Whether you are in favour or opposition to the building of a memorial for those killed in 1984’s Operation Bluestar is a question that is keeping us from tackling the genuine problem. The real issue here is one that we have seen over time – those places or sites related to an episode from the rich history of the Sikhs is being deliberately or intentionally rebuilt and signs of what actually happened in the past are being polished away.
The culmination of events stemming from both political and religious issues in the Punjab before 1984 resulted in the attack of the Indian army on the Golden Temple complex in June 1984. The destruction of Sri Akaal Takht Sahib and Sri Darbar Sahib was a clear signal by the central Government of India that the concerns of the people of Punjab were of no relevance and that they would have to abide by orders dictated from Delhi. Punjab was demanding a restructuring of governance by redefining Centre-State relations so that states could have more control. Particular to Punjab, there were other problems: the lack of a State capital; areas pledged to Punjab during formation not yet aligned to it (still not so); the creation of a separate High Court; control of State river waters; linguistic rights; and, many other inconsequential matters including the naming of trains and the relay of Gurbani from Sri Darbar Sahib. The main opposition party in Punjab, the Shiromani Akali Dal started the people’s agitation under the banner of a Dharam Yudh morcha. The central Government of that time, under the Congress Party opposed all demands. It was in this movement that Sant Jarnail Singh Bhindrawale emerged as the main force and gave rise to an upheaval amongst the Sikh masses, mainly the young. To curb this growing awakening and rightful protest, in June 1984 the Indian Government ordered the armed forces to attack the Golden Temple complex and strike at the head quarters of the movement.

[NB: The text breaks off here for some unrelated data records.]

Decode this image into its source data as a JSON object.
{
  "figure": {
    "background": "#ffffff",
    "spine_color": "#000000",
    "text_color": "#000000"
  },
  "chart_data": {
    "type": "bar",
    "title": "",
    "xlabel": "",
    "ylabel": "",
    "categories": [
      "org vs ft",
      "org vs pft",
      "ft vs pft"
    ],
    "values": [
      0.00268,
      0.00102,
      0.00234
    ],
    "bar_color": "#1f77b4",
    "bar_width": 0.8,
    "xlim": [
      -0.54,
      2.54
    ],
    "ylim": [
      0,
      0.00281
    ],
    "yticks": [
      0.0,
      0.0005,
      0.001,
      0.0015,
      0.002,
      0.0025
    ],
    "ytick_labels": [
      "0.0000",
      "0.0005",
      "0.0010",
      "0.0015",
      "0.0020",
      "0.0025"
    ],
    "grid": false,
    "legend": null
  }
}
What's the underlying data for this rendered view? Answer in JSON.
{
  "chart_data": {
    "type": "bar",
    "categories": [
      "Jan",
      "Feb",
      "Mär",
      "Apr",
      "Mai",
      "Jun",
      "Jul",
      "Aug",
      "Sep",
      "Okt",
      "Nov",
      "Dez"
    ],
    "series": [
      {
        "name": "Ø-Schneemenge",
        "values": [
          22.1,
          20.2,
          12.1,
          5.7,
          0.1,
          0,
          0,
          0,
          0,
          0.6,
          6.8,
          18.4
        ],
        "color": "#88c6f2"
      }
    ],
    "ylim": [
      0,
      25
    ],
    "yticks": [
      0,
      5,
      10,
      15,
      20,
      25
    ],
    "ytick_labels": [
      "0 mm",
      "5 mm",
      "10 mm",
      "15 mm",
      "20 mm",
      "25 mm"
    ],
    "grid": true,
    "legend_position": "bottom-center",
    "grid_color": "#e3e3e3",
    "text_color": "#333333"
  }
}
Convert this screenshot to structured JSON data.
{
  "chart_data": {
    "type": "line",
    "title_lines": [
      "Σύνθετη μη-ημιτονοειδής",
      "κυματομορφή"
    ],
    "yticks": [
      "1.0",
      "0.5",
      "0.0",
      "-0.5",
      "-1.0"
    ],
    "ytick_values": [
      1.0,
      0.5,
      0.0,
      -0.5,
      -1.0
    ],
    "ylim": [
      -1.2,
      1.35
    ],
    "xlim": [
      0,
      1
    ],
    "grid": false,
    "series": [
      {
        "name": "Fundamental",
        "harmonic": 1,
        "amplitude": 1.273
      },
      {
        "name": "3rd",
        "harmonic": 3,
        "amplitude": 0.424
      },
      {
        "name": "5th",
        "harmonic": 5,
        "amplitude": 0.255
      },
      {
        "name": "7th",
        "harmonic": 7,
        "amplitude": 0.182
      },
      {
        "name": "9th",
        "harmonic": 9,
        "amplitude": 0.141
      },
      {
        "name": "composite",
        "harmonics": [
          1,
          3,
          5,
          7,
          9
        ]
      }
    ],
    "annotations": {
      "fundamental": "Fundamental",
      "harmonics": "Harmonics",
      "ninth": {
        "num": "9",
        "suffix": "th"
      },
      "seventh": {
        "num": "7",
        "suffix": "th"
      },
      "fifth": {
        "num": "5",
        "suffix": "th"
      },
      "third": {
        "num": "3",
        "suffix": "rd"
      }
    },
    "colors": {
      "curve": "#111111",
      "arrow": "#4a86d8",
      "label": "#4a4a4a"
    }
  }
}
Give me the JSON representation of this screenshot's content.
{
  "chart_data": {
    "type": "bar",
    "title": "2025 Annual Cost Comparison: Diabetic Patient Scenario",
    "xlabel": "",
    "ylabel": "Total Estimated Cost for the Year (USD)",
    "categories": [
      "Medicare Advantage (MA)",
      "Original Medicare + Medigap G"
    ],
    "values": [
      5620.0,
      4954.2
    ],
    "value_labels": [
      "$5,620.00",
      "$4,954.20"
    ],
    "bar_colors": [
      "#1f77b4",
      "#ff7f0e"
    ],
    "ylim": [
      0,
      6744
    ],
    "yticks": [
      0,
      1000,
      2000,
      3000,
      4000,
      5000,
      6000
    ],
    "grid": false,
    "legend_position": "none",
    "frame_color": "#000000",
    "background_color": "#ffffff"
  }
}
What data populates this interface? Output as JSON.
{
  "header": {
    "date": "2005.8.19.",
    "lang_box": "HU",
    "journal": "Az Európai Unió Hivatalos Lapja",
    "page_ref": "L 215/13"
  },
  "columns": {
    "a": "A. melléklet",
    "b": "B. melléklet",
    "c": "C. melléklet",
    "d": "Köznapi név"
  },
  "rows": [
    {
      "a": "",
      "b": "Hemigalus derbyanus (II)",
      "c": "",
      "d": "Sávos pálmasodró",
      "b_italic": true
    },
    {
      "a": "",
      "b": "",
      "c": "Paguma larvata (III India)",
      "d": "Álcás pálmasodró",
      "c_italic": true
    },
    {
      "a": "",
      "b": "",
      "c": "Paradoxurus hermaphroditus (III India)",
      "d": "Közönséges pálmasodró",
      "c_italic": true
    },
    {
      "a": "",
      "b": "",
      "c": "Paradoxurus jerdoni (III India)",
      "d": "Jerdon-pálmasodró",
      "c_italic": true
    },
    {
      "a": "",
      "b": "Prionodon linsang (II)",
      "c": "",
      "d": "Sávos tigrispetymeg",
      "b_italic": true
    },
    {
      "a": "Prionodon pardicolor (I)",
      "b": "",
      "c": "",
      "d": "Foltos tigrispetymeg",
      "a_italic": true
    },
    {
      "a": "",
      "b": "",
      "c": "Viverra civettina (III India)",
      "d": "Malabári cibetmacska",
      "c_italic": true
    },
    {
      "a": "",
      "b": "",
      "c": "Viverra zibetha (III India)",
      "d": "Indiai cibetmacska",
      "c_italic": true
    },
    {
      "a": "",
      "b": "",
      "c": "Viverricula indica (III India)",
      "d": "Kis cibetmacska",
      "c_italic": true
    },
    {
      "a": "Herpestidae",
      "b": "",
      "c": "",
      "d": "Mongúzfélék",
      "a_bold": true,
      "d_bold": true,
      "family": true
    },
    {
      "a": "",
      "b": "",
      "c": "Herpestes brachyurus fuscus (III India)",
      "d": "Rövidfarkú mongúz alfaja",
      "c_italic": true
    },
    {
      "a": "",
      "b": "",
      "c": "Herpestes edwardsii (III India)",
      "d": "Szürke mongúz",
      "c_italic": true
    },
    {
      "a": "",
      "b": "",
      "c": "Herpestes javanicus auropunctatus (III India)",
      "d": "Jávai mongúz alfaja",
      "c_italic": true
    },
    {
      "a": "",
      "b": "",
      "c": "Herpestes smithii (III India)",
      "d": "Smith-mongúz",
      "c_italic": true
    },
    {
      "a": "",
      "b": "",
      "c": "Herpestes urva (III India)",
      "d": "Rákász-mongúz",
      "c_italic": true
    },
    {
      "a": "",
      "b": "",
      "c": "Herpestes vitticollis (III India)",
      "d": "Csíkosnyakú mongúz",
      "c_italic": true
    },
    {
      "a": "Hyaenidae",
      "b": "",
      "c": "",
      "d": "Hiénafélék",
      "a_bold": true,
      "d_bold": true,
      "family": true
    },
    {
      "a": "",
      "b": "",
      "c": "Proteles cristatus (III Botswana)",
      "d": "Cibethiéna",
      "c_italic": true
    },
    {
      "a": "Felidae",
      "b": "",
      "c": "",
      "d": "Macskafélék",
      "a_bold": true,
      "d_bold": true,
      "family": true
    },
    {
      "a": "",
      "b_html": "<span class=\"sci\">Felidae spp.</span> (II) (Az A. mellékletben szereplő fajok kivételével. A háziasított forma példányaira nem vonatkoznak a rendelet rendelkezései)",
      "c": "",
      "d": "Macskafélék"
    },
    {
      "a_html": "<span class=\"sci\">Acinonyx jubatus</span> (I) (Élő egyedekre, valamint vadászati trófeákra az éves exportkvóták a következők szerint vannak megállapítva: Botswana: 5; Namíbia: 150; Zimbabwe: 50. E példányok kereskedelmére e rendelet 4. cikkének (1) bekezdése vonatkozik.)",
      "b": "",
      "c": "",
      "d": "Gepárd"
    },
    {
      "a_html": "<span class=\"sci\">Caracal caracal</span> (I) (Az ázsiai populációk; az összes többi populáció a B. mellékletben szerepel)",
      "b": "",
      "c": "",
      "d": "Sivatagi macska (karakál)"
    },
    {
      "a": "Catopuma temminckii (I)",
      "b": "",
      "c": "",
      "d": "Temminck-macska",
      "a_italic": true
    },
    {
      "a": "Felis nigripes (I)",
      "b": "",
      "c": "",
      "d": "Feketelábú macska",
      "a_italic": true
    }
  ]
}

Following the destruction and pillage of Sri Akal Takht Sahib, the first step of Government was to rebuild the complex so that no marks of history could be left behind. The Sikh masses did not accept that and as soon as strength was regained, the newly built structure was reduced to the foundations once more. At that very moment, our site depicting the history of those events of 1984 was destroyed under the banner of rebuilding, first by the Government and later by our own leadership, rather than looking at resolving the causes behind those events and preserving the history intact for future generations.
Now after such a long time the issue has again resurfaced. This new memorial with only a religious significance has been approved by the governing party to polarise the Sikhs so that we move away from the events of 1984, without going into the reasons and causes of what came before it and what resulted after. Any memorial should have answers to those causes and the actual events that are being commemorated in a true sense not in a projected manner. Those main issues on which the people of Punjab stood up are still unresolved and the state is losing all hope. Everyone wants to move out and so does industry. Farming is losing appeal among younger generations. No creativity is visible in people’s minds or even in the governing classes. Everybody is trying their level best just to emigrate. Is the memorial going to put any hope or strength in the mindset of Punjab’s people? Will their response to the way they are being governed change? I think not, all that is being achieved is to deflect from causes and issues pertaining to the well-being of the people of Punjab in general and Sikhs in particular.
The building of this memorial is being projected as a great achievement by the Sikh clergy and those Sikhs who are now governing the SGPC and state affairs. Certain organisations claiming to be the representative wing of the Sikhs, who once stood up in rebellion and suffered during the State’s onslaught, are also vigorous in support. But the real issue is elusive from the conversation they are having.
Is the building of this memorial a sign of success or a symbol of our long and ongoing subdued state? The new Gurdwara in the shape or name of a memorial is not the Sikhs panacea, but a sign of the hollowness of our leadership and the weakening of our strength. At the present time, the cross roads on which Sikhs have been standing for so long are gaining more avenues rather than opening into a clear pathway for deeper understanding in the future and greater thought creation. My question is not whether the memorial should be built, but whether we understand the relevance in political terms of what is being done, rather than being clouded by religious overbearing.